There are a few keys for me to this series at 5v5. First, and foremost, is whether McDavid and Draisaitl play together. If they do, then a lot will be asked of the second line. If that second line is Bjugstad-RNH-Hyman, it will need to be much, much better in this series. Now it is important to note that McDavid and Draisaitl did not play together in the last two games of the regular season against the Vegas Golden Knights. Each had their own line and performed quite well.
The second key for me is Ryan McLeod. I think he is built to play against these types of tactics. He is an excellent skater. He plays low in his own zone and is therefore available to exit the zone in the middle. He carries the puck with speed at a level that is above most of the Oiler forwards. The passive offensive and neutral zone forechecks of the Golden Knights should leave lots of space and seams for McLeod to attack.  Now while I think he has a chance to have a great series, the reason he is a key for me is because of the Vegas forward group. The Vegas forward group is very deep. The third line in Vegas will be a big challenge. If the second line continues to struggle, the third line will need best its competition. The Oilers will struggle if two of their top three lines are getting overwhelmed.

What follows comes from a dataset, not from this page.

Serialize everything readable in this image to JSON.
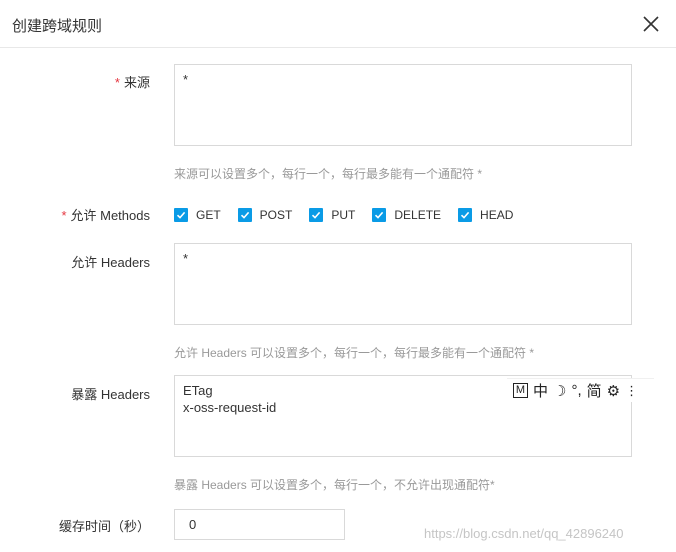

The final key for me at 5v5 is the Oilers being “patiently aggressive”. I know it is a weird phrase, but I have limited brain power and it’s all I can think to call it. Being aggressive means turning the puck north quickly from their zone and the neutral zone as well as attacking the Vegas defensive structure quickly. Now that cannot happen all the time. There will be times when Vegas is already in position. At that point, the Oilers cannot force plays that lead to quick transition plays from the Golden Knights at the bluelines. As my old coach referred to it, I’ll be looking for the Oilers play in the “poop your pants” zones. If it smells like diaper change time, the Oilers will have troubles with the Golden Knights.